Si algo caracteriza a los regímenes dictatoriales es que el poder ejecutivo se zampa al judicial y lo pone a sus órdenes. Por eso, cuando leemos los tuits de políticos concediendo, soberanamente, un "bien hecho" a las sentencias con particular morbo público, nos preguntamos de qué parte del parcial de la separación de poderes no llegó a comprender, por ejemplo, Pablo Iglesias al doctorarse en Políticas. Tras conocerse el cambio de condena a la Manada, el líder de Podemos confirmó que "fue violación, no abuso". Casi todos hemos emitido alguna opinión sobre el asunto. Lo que inquieta es que atribuya el peso de la sentencia a la presión del "movimiento feminista" sobre el propio Tribunal Supremo. Sería sospechoso de bolchevique y poco democrático -aquello de los tres poderes- si no fuera porque, a pesar de que le queda atarse a la puerta de un ministerio para que le den una cartera, Iglesias no ostenta el poder. Es por esto mismo por lo que es más grave que el propio presidente del Gobierno se haya apuntado a esa actitud de sanción quasi regia a las decisiones judiciales. Si el Supremo -el Supremo- dice lo que yo pienso o lo que me da caché político, perfecto: "Fue una violación. El fallo de Tribunal Supremo sobre La Manada lo confirma". Le falta decir "hasta el Tribunal Supremo confirma lo que piensa el Partido Socialista".

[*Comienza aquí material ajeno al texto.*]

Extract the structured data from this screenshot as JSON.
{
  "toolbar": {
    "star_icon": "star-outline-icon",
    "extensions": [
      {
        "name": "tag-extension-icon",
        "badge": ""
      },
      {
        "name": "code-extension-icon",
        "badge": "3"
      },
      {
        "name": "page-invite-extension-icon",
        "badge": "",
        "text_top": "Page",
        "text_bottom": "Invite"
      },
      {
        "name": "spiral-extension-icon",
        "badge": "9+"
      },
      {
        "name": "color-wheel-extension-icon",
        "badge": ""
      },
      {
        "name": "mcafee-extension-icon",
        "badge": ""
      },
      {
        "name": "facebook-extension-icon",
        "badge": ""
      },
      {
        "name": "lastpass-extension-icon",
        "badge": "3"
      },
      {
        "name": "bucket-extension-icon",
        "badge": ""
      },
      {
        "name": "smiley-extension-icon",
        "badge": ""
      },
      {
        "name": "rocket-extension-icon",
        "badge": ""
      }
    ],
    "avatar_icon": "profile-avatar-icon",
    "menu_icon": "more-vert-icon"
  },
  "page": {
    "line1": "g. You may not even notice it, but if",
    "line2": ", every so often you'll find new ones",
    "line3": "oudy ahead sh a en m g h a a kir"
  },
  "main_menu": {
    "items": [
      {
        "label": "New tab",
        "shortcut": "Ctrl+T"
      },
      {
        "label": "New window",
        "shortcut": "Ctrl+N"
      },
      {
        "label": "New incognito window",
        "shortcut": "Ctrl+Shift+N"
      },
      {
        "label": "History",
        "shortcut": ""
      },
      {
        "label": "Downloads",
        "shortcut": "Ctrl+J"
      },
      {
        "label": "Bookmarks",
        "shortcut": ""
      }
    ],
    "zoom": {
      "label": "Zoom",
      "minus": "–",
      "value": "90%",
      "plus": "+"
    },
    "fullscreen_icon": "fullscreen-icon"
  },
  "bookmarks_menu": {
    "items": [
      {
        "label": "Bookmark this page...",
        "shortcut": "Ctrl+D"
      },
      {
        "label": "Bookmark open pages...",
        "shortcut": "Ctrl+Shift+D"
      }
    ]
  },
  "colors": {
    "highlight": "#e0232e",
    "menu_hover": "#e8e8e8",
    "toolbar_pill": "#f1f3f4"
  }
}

Yo también lo creo: cinco tíos experimentados en razzias sexuales en grupo, con una chica indefensa por su propio colocón de alcohol y quién sabe qué más tomado por su pie o con engaño violador, en un portal, deben de ser violadores. Pero es una opinión intuitiva o leguleya. Se hubiera agradecido más prudencia. Hemos llegado a escuchar de algunos nuevos jueces y fiscales con plaza ganada en Twitter, Facebook e Instagram, o sea, sin caducas oposiciones ni zarandajas de mérito, que no sólo es cierto lo que dice Iglesias, o sea, que la presión de la calle ha influido en la sentencia agravatoria, sino que debe ser así. He ahí un pálpito filofascista, una asunción antidemocrática y de descarnado populismo: si la calle modula las decisiones del judicial, la clave está en tomar la calle y manejar a los que en cada momento convenga. De la manera más bonita y popular (que me perdonen Carlos Cano y su divina Murga de los currelantes). Pocos días antes tuvimos el reverso de esto con la santificación del juez Marchena, también del Supremo, por parte de un espontáneo club de fans, que más que admiración al juez tiene animadversión -no sin razón- a los políticos catalanes presos.